The main difference between the Empirical Rule and Chebyshev’s Rule is whether we know the shape of the data or not. Since the Empirical Rule only applies to symmetric data we can make more statements than just the 68%, 95% and 99.7% statements.

Figure 2

Figure 2



For example, if we know that 68% of the data lie between \(\bar x - s\) and \(\bar x + s\) and we know the data is symmetric around \(\bar x\) then it follows that we must have half of that (i.e. 34% of the data) between \(\bar x - s\) and \(\bar x\) and 34% of the data between \(\bar x\) and \(\bar x + s\).

Furthermore, we must have 95% - 68% = 27% of the data combined between \(\bar x - 2s\) and \(\bar x - s\) and between \(\bar x + s\) and \(\bar x + 2s\). Using symmetry again, we can divide 27% by 2 to get 13.5% between \(\bar x - 2s\) and \(\bar x - s\) and 13.5% between \(\bar x + s\) and \(\bar x + 2s\).

See if you can derive the remaining values of 2.35% and 0.15% in Figure 2.

Example 5: A random sample of data is approximately normally distributed with mean 100 and standard deviation 6. What can be said about the percentage of observations that lie

  • between 88 and 112?
  • above 112?
  • below 94?
  • between 88 and 94?

  • Approximately 95% of the data lies between 88 and 112 since the z score for 88 is \(z=\frac{88−100}{6}=-2\) and the z score for 112 is \(z=\frac{112-100}{6}=2\).

  • Approximately 2.5% of the data lies above 112. From the previous problem, we know that 95% of the data lie between 88 and 112. So 5% must lie outside of 88 and 112. By symmetry, we can divide 5% in half to get 2.5% below 88 and 2.5% above 112. Or you could see that 2.35% + 0.15% = 2.5% lie above \(\bar x + 2s\) from Figure 2.

  • approximately 16% of the data lies below 94. The z score for 94 is -1. Adding up the values below z = -1 on Figure 2 we get 13.5% + 2.35% + 0.15% = 16%. Or try drawing a figure marking the bottom 16% and the top 16% which will leave 68% left in the middle so the values you marked must be one standard deviation above and below the mean.

  • approximately 13.5% of the data is between 88 and 94. The z scores for 88 and 94 are -1 and -2, respectively.
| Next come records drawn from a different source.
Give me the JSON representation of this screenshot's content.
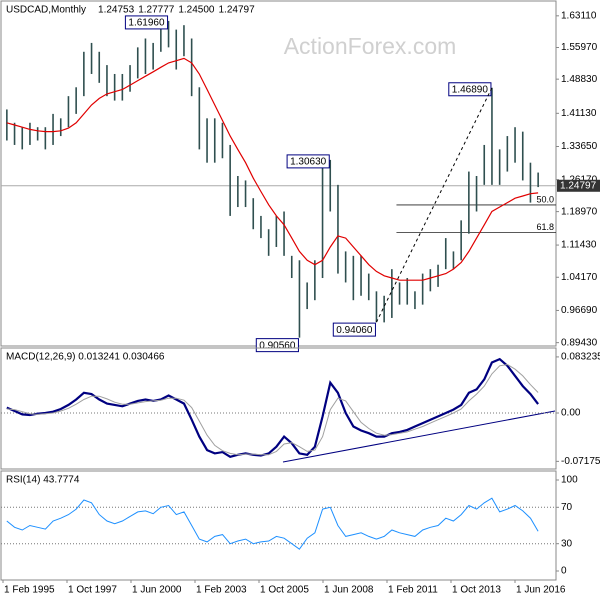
{
  "watermark": "ActionForex.com",
  "x_labels": [
    "1 Feb 1995",
    "1 Oct 1997",
    "1 Jun 2000",
    "1 Feb 2003",
    "1 Oct 2005",
    "1 Jun 2008",
    "1 Feb 2011",
    "1 Oct 2013",
    "1 Jun 2016"
  ],
  "chart_data": [
    {
      "type": "ohlc",
      "title": "USDCAD,Monthly",
      "header_values": [
        "1.24753",
        "1.27777",
        "1.24500",
        "1.24797"
      ],
      "color": "#2f4f4f",
      "ylim": [
        0.889,
        1.66
      ],
      "yticks": [
        {
          "value": 1.6311,
          "label": "1.63110"
        },
        {
          "value": 1.5597,
          "label": "1.55970"
        },
        {
          "value": 1.4883,
          "label": "1.48830"
        },
        {
          "value": 1.4113,
          "label": "1.41130"
        },
        {
          "value": 1.3365,
          "label": "1.33650"
        },
        {
          "value": 1.2617,
          "label": "1.26170"
        },
        {
          "value": 1.1897,
          "label": "1.18970"
        },
        {
          "value": 1.1143,
          "label": "1.11430"
        },
        {
          "value": 1.0417,
          "label": "1.04170"
        },
        {
          "value": 0.9669,
          "label": "0.96690"
        },
        {
          "value": 0.8943,
          "label": "0.89430"
        }
      ],
      "high": [
        1.42,
        1.39,
        1.38,
        1.39,
        1.38,
        1.38,
        1.41,
        1.4,
        1.45,
        1.47,
        1.55,
        1.57,
        1.55,
        1.52,
        1.5,
        1.5,
        1.52,
        1.56,
        1.58,
        1.57,
        1.61,
        1.6196,
        1.6,
        1.61,
        1.58,
        1.47,
        1.4,
        1.4,
        1.39,
        1.34,
        1.27,
        1.26,
        1.22,
        1.18,
        1.15,
        1.18,
        1.19,
        1.09,
        1.08,
        1.03,
        1.08,
        1.29,
        1.3063,
        1.25,
        1.1,
        1.09,
        1.09,
        1.05,
        1.01,
        1.0,
        1.06,
        1.03,
        1.04,
        1.01,
        1.05,
        1.06,
        1.07,
        1.13,
        1.1,
        1.17,
        1.28,
        1.27,
        1.34,
        1.4689,
        1.33,
        1.36,
        1.38,
        1.37,
        1.3,
        1.27777
      ],
      "low": [
        1.35,
        1.34,
        1.33,
        1.34,
        1.35,
        1.33,
        1.34,
        1.36,
        1.38,
        1.41,
        1.45,
        1.5,
        1.48,
        1.45,
        1.44,
        1.44,
        1.46,
        1.49,
        1.5,
        1.51,
        1.55,
        1.56,
        1.51,
        1.54,
        1.45,
        1.33,
        1.3,
        1.3,
        1.31,
        1.18,
        1.2,
        1.2,
        1.15,
        1.13,
        1.09,
        1.11,
        1.09,
        1.04,
        0.9056,
        0.97,
        0.99,
        1.04,
        1.19,
        1.05,
        1.03,
        0.99,
        1.0,
        0.99,
        0.9406,
        0.94,
        0.95,
        0.98,
        0.98,
        0.97,
        0.98,
        1.01,
        1.02,
        1.06,
        1.06,
        1.08,
        1.14,
        1.19,
        1.25,
        1.25,
        1.25,
        1.28,
        1.3,
        1.26,
        1.21,
        1.245
      ],
      "ma": {
        "color": "#e00000",
        "values": [
          1.39,
          1.385,
          1.38,
          1.375,
          1.372,
          1.37,
          1.37,
          1.372,
          1.378,
          1.39,
          1.41,
          1.43,
          1.445,
          1.455,
          1.46,
          1.465,
          1.475,
          1.485,
          1.495,
          1.505,
          1.515,
          1.525,
          1.53,
          1.535,
          1.525,
          1.5,
          1.465,
          1.43,
          1.395,
          1.36,
          1.33,
          1.3,
          1.265,
          1.235,
          1.205,
          1.18,
          1.16,
          1.13,
          1.1,
          1.08,
          1.07,
          1.08,
          1.11,
          1.135,
          1.13,
          1.11,
          1.09,
          1.07,
          1.055,
          1.045,
          1.04,
          1.035,
          1.035,
          1.035,
          1.035,
          1.04,
          1.045,
          1.05,
          1.06,
          1.075,
          1.1,
          1.13,
          1.16,
          1.19,
          1.2,
          1.21,
          1.22,
          1.225,
          1.23,
          1.232
        ]
      },
      "annotations": [
        {
          "label": "1.61960",
          "value": 1.6196,
          "at": "high"
        },
        {
          "label": "1.30630",
          "value": 1.3063,
          "at": "high"
        },
        {
          "label": "0.90560",
          "value": 0.9056,
          "at": "low"
        },
        {
          "label": "0.94060",
          "value": 0.9406,
          "at": "low"
        },
        {
          "label": "1.46890",
          "value": 1.4689,
          "at": "high"
        }
      ],
      "fib": [
        {
          "label": "50.0",
          "value": 1.20475
        },
        {
          "label": "61.8",
          "value": 1.1424
        }
      ],
      "last_price": {
        "value": 1.24797,
        "label": "1.24797"
      }
    },
    {
      "type": "line",
      "title": "MACD(12,26,9) 0.013241 0.030466",
      "ylim": [
        -0.0816,
        0.0935
      ],
      "yticks": [
        0.083235,
        {
          "value": 0,
          "label": "0.00"
        },
        -0.071752
      ],
      "dotted_levels": [
        0
      ],
      "series": [
        {
          "color": "#000080",
          "width": 2.2,
          "values": [
            0.008,
            0.003,
            -0.002,
            -0.003,
            -0.001,
            0.0,
            0.002,
            0.006,
            0.012,
            0.02,
            0.03,
            0.028,
            0.02,
            0.014,
            0.012,
            0.01,
            0.014,
            0.018,
            0.02,
            0.018,
            0.02,
            0.026,
            0.02,
            0.014,
            -0.01,
            -0.035,
            -0.055,
            -0.06,
            -0.058,
            -0.065,
            -0.062,
            -0.06,
            -0.062,
            -0.063,
            -0.06,
            -0.05,
            -0.035,
            -0.045,
            -0.06,
            -0.062,
            -0.05,
            -0.005,
            0.045,
            0.03,
            0.0,
            -0.02,
            -0.026,
            -0.03,
            -0.035,
            -0.035,
            -0.03,
            -0.028,
            -0.025,
            -0.02,
            -0.015,
            -0.01,
            -0.005,
            0.0,
            0.005,
            0.012,
            0.03,
            0.035,
            0.05,
            0.075,
            0.08,
            0.07,
            0.055,
            0.04,
            0.028,
            0.013241
          ]
        },
        {
          "color": "#a0a0a0",
          "width": 1,
          "values": [
            0.006,
            0.005,
            0.002,
            -0.001,
            -0.002,
            -0.001,
            0.0,
            0.003,
            0.007,
            0.013,
            0.02,
            0.025,
            0.025,
            0.021,
            0.016,
            0.013,
            0.013,
            0.015,
            0.017,
            0.018,
            0.019,
            0.022,
            0.022,
            0.019,
            0.008,
            -0.012,
            -0.033,
            -0.048,
            -0.056,
            -0.06,
            -0.062,
            -0.061,
            -0.061,
            -0.062,
            -0.062,
            -0.057,
            -0.046,
            -0.044,
            -0.05,
            -0.057,
            -0.055,
            -0.035,
            0.005,
            0.022,
            0.018,
            0.002,
            -0.014,
            -0.023,
            -0.03,
            -0.033,
            -0.032,
            -0.03,
            -0.028,
            -0.024,
            -0.02,
            -0.015,
            -0.01,
            -0.005,
            0.0,
            0.006,
            0.018,
            0.028,
            0.04,
            0.058,
            0.07,
            0.072,
            0.065,
            0.055,
            0.042,
            0.030466
          ]
        }
      ]
    },
    {
      "type": "line",
      "title": "RSI(14) 43.7774",
      "ylim": [
        -7.7,
        107.7
      ],
      "yticks": [
        100,
        70,
        30,
        0
      ],
      "dotted_levels": [
        70,
        30
      ],
      "series": [
        {
          "color": "#1e90ff",
          "width": 1,
          "values": [
            55,
            48,
            45,
            50,
            48,
            46,
            55,
            58,
            62,
            68,
            78,
            75,
            62,
            55,
            52,
            55,
            60,
            65,
            66,
            63,
            70,
            72,
            62,
            65,
            50,
            35,
            32,
            38,
            40,
            30,
            33,
            35,
            30,
            32,
            33,
            38,
            36,
            30,
            24,
            36,
            42,
            68,
            70,
            50,
            38,
            40,
            42,
            38,
            35,
            38,
            45,
            42,
            40,
            38,
            45,
            48,
            50,
            58,
            55,
            62,
            72,
            68,
            75,
            80,
            65,
            68,
            72,
            66,
            58,
            43.7774
          ]
        }
      ]
    }
  ]
}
Looking at Figure 2, we can see that 13.5% of the data lies between those two values.


Example 6: The entrance exam for law school is the LSAT. Previous data on the LSAT’s show that the distribution of scores is approximately normal with a mean of 150 and a standard deviation of 10.

  • Margo is very competitive. She is planning on taking the LSAT’s and her goal is to score in the top 2.5% of all students taking the exam. How high does Margo need to score on the LSAT to achieve her goal?

  • Sheila is going to take the LSAT’s too but she doesn’t want to go to law school so she wants to be in the bottom 0.15% of all students taking the exam. How low does Sheila need to score on the LSAT to achieve her goal?

  • Margo must score at least a 150 + 2(10) = 170 on the LSAT. To see this, draw a figure marking the top and bottom 2.5% which leaves 95% in the middle so the values marked must be two standard deviations away from the mean.

  • Sheila must score at most a 150 - 3(10) = 120 on the LSAT. To see this, draw a figure marking the top and bottom 0.15% which leaves 99.7% in the middle so the values marked must be three standard deviations away from the mean.